Il giudice di primo grado respingeva le domande della committente, rilevando come non si era mai dato corso alle pattuizioni contrattuali che prevedevano una verifica semestrale delle provvigioni dovute, e che la pretesa della ricorrente, fondata sul circostanza che le provvigioni effettive fossero inferiori agli anticipi provvigionali, era stata avanzata dalla società solo in occasione del recesso dell’agente.

In buona sostanza, il Tribunale riteneva, anche in forza dell’applicazione dei canoni di buona fede e correttezza, che si fosse realizzata una novazione per facta concludentia della previsione contrattuale richiamata, nel senso che gli anticipi provvigionali dovevano essere considerati come un emolumento fisso non più soggetto a conguaglio.

La Corte d’appello di Torino osservava invece che nelle convenzioni stipulate era pattuita, a titolo di corrispettivo, una percentuale provvigionale, in forza di una tabella allegata, provvigioni dovute solo sugli affari andati a buon fine e per gli affari promosse direttamente dall’agente stipulante; con un’ appendice al contratto, le parti avevano inoltre previsto la corresponsione di un “Anticipo provvigionale mensile con verifica semestrale del monte provvigionale” da pagarsi mensilmente dietro presentazione di fattura.

Il Giudice di secondo grado, sulla base di un’interpretazione letterale di quanto convenuto, rilevava che le terminologia “Anticipo provvigionale” era chiaramente diversa da quella di “percentuale provvigionale per gli affari andati a buon fine”, e pertanto risultava chiara la volontà delle parti di attribuire, con la prima espressione, la natura di erogazione non definitiva e passibile di conguaglio con le provvigioni effettivamente dovute.

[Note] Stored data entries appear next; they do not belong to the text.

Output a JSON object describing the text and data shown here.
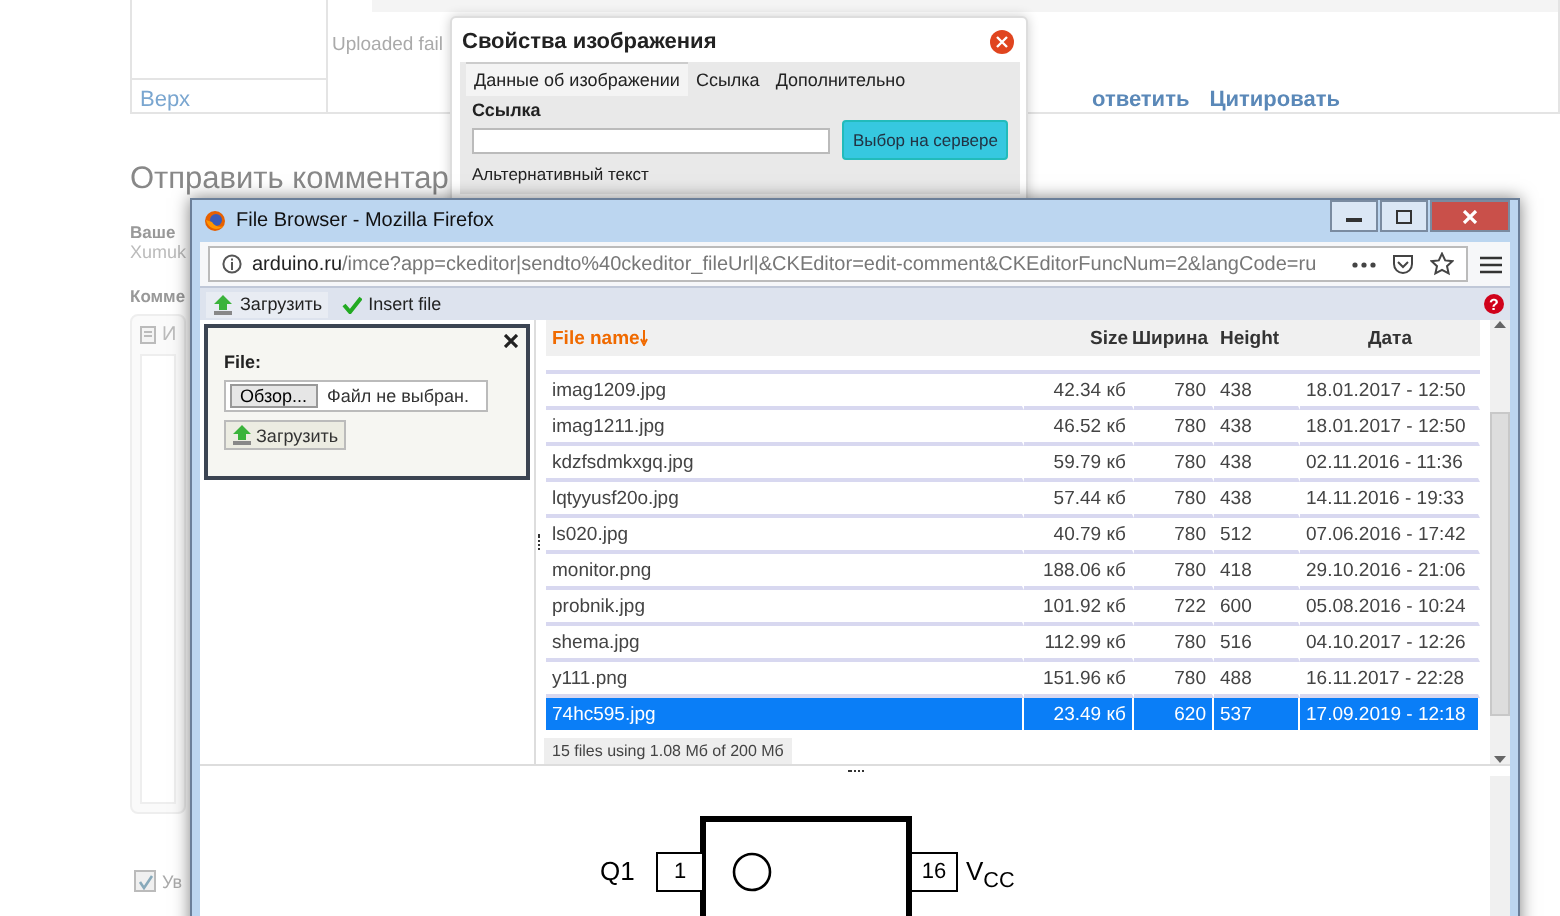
{
  "page": {
    "table_text": "Uploaded fail",
    "top_link": "Верх",
    "actions": [
      "ответить",
      "Цитировать"
    ],
    "heading": "Отправить комментар",
    "name_label": "Ваше",
    "name_value": "Xumuk",
    "comment_label": "Комме",
    "editor_button": "И",
    "notify": {
      "label": "Ув",
      "checked": true
    }
  },
  "image_dialog": {
    "title": "Свойства изображения",
    "tabs": [
      {
        "label": "Данные об изображении",
        "selected": true
      },
      {
        "label": "Ссылка",
        "selected": false
      },
      {
        "label": "Дополнительно",
        "selected": false
      }
    ],
    "url_label": "Ссылка",
    "browse_server_button": "Выбор на сервере",
    "alt_label": "Альтернативный текст"
  },
  "browser": {
    "title": "File Browser - Mozilla Firefox",
    "url_host": "arduino.ru",
    "url_path": "/imce?app=ckeditor|sendto%40ckeditor_fileUrl|&CKEditor=edit-comment&CKEditorFuncNum=2&langCode=ru",
    "toolbar": [
      {
        "label": "Загрузить",
        "kind": "upload"
      },
      {
        "label": "Insert file",
        "kind": "insert"
      }
    ],
    "help": "?",
    "upload_panel": {
      "file_label": "File:",
      "browse_button": "Обзор...",
      "no_file_text": "Файл не выбран.",
      "upload_button": "Загрузить"
    },
    "file_table": {
      "columns": [
        {
          "label": "File name",
          "sorted": true
        },
        {
          "label": "Size",
          "sorted": false
        },
        {
          "label": "Ширина",
          "sorted": false
        },
        {
          "label": "Height",
          "sorted": false
        },
        {
          "label": "Дата",
          "sorted": false
        }
      ],
      "rows": [
        {
          "cells": [
            "imag1209.jpg",
            "42.34 кб",
            "780",
            "438",
            "18.01.2017 - 12:50"
          ],
          "selected": false
        },
        {
          "cells": [
            "imag1211.jpg",
            "46.52 кб",
            "780",
            "438",
            "18.01.2017 - 12:50"
          ],
          "selected": false
        },
        {
          "cells": [
            "kdzfsdmkxgq.jpg",
            "59.79 кб",
            "780",
            "438",
            "02.11.2016 - 11:36"
          ],
          "selected": false
        },
        {
          "cells": [
            "lqtyyusf20o.jpg",
            "57.44 кб",
            "780",
            "438",
            "14.11.2016 - 19:33"
          ],
          "selected": false
        },
        {
          "cells": [
            "ls020.jpg",
            "40.79 кб",
            "780",
            "512",
            "07.06.2016 - 17:42"
          ],
          "selected": false
        },
        {
          "cells": [
            "monitor.png",
            "188.06 кб",
            "780",
            "418",
            "29.10.2016 - 21:06"
          ],
          "selected": false
        },
        {
          "cells": [
            "probnik.jpg",
            "101.92 кб",
            "722",
            "600",
            "05.08.2016 - 10:24"
          ],
          "selected": false
        },
        {
          "cells": [
            "shema.jpg",
            "112.99 кб",
            "780",
            "516",
            "04.10.2017 - 12:26"
          ],
          "selected": false
        },
        {
          "cells": [
            "y111.png",
            "151.96 кб",
            "780",
            "488",
            "16.11.2017 - 22:28"
          ],
          "selected": false
        },
        {
          "cells": [
            "74hc595.jpg",
            "23.49 кб",
            "620",
            "537",
            "17.09.2019 - 12:18"
          ],
          "selected": true
        }
      ]
    },
    "status": "15 files using 1.08 Мб of 200 Мб",
    "preview": {
      "left_label": "Q1",
      "left_pin": "1",
      "right_pin": "16",
      "right_label": "V$_{CC}$"
    }
  }
}
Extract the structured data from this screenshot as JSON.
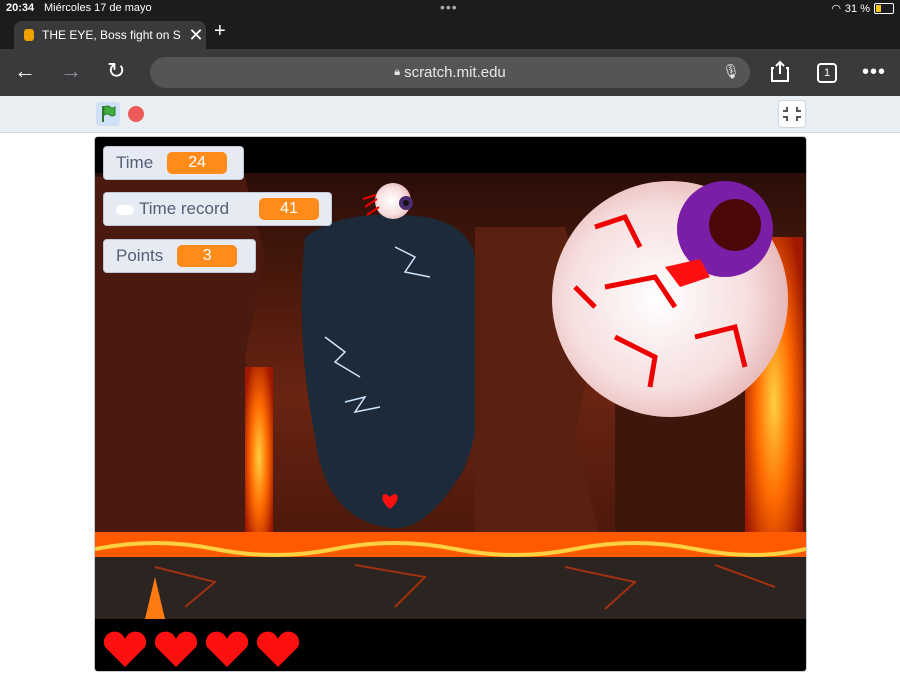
{
  "status_bar": {
    "time": "20:34",
    "date": "Miércoles 17 de mayo",
    "battery_text": "31 %"
  },
  "browser": {
    "tab_title": "THE EYE, Boss fight on S",
    "url": "scratch.mit.edu",
    "tab_count": "1"
  },
  "game": {
    "monitors": {
      "time_label": "Time",
      "time_value": "24",
      "record_label": "Time record",
      "record_value": "41",
      "points_label": "Points",
      "points_value": "3"
    },
    "lives": 4
  },
  "colors": {
    "accent_orange": "#ff8c1a",
    "lava": "#ff6a00",
    "eye_iris": "#7a1ea8",
    "heart": "#ff1010"
  }
}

Il fatto poi che la società appellante non abbia operato la verifica semestrale del monte provvigionale è irrilevante ai fini di una modifica contrattuale, servendo soltanto a regolamentare i tempi di controllo per le operazioni di conguaglio.

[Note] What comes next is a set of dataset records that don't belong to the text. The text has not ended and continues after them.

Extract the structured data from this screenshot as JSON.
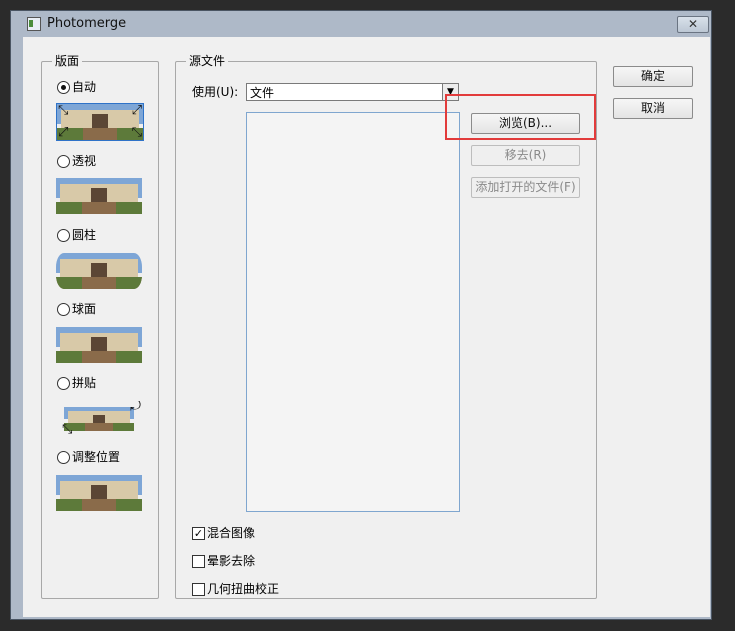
{
  "window": {
    "title": "Photomerge",
    "close_glyph": "✕"
  },
  "layout": {
    "legend": "版面",
    "options": [
      {
        "label": "自动",
        "checked": true,
        "icon": "auto-layout-icon"
      },
      {
        "label": "透视",
        "checked": false,
        "icon": "perspective-layout-icon"
      },
      {
        "label": "圆柱",
        "checked": false,
        "icon": "cylindrical-layout-icon"
      },
      {
        "label": "球面",
        "checked": false,
        "icon": "spherical-layout-icon"
      },
      {
        "label": "拼贴",
        "checked": false,
        "icon": "collage-layout-icon"
      },
      {
        "label": "调整位置",
        "checked": false,
        "icon": "reposition-layout-icon"
      }
    ]
  },
  "source": {
    "legend": "源文件",
    "use_label": "使用(U):",
    "use_value": "文件",
    "browse_label": "浏览(B)...",
    "remove_label": "移去(R)",
    "add_open_files_label": "添加打开的文件(F)",
    "options": [
      {
        "label": "混合图像",
        "checked": true
      },
      {
        "label": "晕影去除",
        "checked": false
      },
      {
        "label": "几何扭曲校正",
        "checked": false
      }
    ]
  },
  "actions": {
    "ok_label": "确定",
    "cancel_label": "取消"
  },
  "colors": {
    "highlight": "#e23b3b",
    "selection": "#2f73c8"
  }
}
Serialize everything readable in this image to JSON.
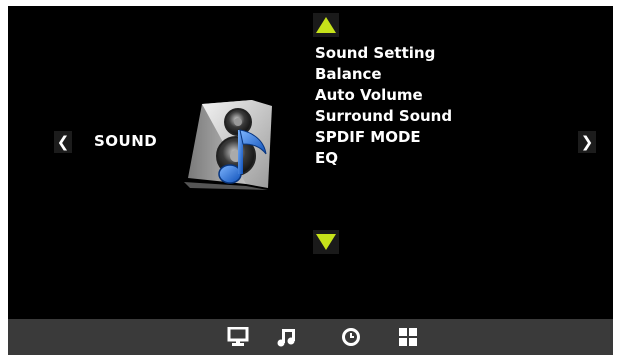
{
  "nav": {
    "category": "SOUND",
    "left_arrow": "❮",
    "right_arrow": "❯"
  },
  "menu": {
    "items": [
      "Sound Setting",
      "Balance",
      "Auto Volume",
      "Surround Sound",
      "SPDIF MODE",
      "EQ"
    ]
  },
  "icons": {
    "main": "speaker-music-icon",
    "scroll_up": "triangle-up-icon",
    "scroll_down": "triangle-down-icon",
    "bottom_bar": [
      "monitor-icon",
      "music-note-icon",
      "clock-icon",
      "grid-icon"
    ]
  },
  "colors": {
    "accent": "#c6e21a",
    "background": "#000000",
    "bottom_bar": "#3a3a3a",
    "text": "#ffffff"
  }
}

In definitiva, disattendendo l’interpretazione proposta dal giudice di primo grado, la Corte sabauda ha sostenuto che dalla condotta di mera inerzia dell’appellante non si può dedurre la rinuncia a far valere il diritto di credito, né, a maggior ragione, è ravvisabile una novazione delle pattuizioni contrattuali con la trasformazione della voce di compenso di cui si tratta da anticipo provvigionale a ‘retribuzione fissa’.

Con il conforto della giurisprudenza della Suprema corte, è infatti, possibile affermare  che il mero ritardo nell’avanzare la pretesa (o il silenzio o l’inerzia), non costituisce manifestazione tacita della volontà di rinuncia al diritto di credito, essendo invece necessario un comportamento concludente che riveli una univoca volontà in tal senso; parallelamente, non si ha novazione contrattuale in assenza degli elementi essenziali rappresentati dalla inequivoca comune intenzione delle parti di estinguere l’originaria obbligazione (animus novandi) e dal mutamento sostanziale dell’oggetto della prestazione o del titolo del rapporto (aliquid novi).

L’appello viene quindi accolto, e la sentenza di primo grado riformata.